Employers that maintain “maximum leave” and “100% healed” policies should reconsider their use. Under such policies, employees are automatically terminated after exceeding a predetermined amount of leave, and prohibited from returning to work with any continuing medical restrictions. Although not all such policies will violate the ADA in every situation, the EEOC strongly cautions against using these policies at all and urges employers to evaluate leave requests on a case-by-case basis. In practical terms, the ADA already requires employers to consider accommodations individually for each employee, so the EEOC has simply reinforced that employers must take part in the interactive process rather than rely on inflexible leave policies at the outset.

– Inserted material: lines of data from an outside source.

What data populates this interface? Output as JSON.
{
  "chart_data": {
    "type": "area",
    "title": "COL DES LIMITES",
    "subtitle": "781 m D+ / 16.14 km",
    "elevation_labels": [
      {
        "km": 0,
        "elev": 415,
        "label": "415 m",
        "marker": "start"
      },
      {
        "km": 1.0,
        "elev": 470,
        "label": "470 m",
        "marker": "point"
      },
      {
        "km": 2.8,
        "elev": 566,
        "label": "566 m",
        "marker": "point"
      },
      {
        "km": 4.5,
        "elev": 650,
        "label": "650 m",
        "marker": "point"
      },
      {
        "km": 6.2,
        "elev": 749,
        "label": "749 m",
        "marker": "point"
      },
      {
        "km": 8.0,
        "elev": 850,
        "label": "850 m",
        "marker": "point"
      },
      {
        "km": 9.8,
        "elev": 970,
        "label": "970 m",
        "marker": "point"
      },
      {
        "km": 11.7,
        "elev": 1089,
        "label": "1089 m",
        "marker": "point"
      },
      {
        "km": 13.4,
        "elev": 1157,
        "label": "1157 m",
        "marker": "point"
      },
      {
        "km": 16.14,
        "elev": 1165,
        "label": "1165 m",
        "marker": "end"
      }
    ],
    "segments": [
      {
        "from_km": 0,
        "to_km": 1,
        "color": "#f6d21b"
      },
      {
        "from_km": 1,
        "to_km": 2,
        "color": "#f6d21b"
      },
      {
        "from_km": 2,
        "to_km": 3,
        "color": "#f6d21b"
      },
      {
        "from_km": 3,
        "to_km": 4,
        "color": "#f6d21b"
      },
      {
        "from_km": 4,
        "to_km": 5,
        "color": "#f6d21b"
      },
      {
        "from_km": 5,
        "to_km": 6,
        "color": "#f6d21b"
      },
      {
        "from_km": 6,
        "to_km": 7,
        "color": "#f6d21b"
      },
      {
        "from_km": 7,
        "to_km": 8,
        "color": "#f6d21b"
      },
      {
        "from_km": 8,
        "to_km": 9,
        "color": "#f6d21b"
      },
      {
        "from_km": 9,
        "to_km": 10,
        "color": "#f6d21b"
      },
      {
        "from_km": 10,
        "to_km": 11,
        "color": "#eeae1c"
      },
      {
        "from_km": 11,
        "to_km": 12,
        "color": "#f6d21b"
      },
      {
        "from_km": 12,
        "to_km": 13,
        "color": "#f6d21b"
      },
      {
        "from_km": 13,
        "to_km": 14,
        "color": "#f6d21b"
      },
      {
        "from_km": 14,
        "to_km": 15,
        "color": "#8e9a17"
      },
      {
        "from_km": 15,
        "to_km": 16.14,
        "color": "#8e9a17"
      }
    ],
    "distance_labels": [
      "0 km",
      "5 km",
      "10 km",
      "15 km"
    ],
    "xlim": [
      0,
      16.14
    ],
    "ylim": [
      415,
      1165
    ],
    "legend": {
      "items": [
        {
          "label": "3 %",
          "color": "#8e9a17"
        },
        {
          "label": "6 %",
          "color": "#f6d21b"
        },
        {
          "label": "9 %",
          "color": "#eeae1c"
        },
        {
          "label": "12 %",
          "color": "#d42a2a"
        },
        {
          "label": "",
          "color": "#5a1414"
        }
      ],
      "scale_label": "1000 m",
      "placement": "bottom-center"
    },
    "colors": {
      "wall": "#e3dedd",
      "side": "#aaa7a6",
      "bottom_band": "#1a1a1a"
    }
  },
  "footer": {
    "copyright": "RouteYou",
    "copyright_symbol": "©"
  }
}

While the EEOC guidance is not law, it does provide useful information for how the EEOC will evaluate claims of disability discrimination involving leave. By individually evaluating leave requests using the factors highlighted by the EEOC, employers can position themselves well to minimize the risk ADA violations and claims. Additionally, employers should determine whether it is necessary to revise any leave policies that the EEOC has identified as particularly problematic. Employers unsure if their leave policies and procedures are ADA-compliant should seek legal counsel to assist with the process.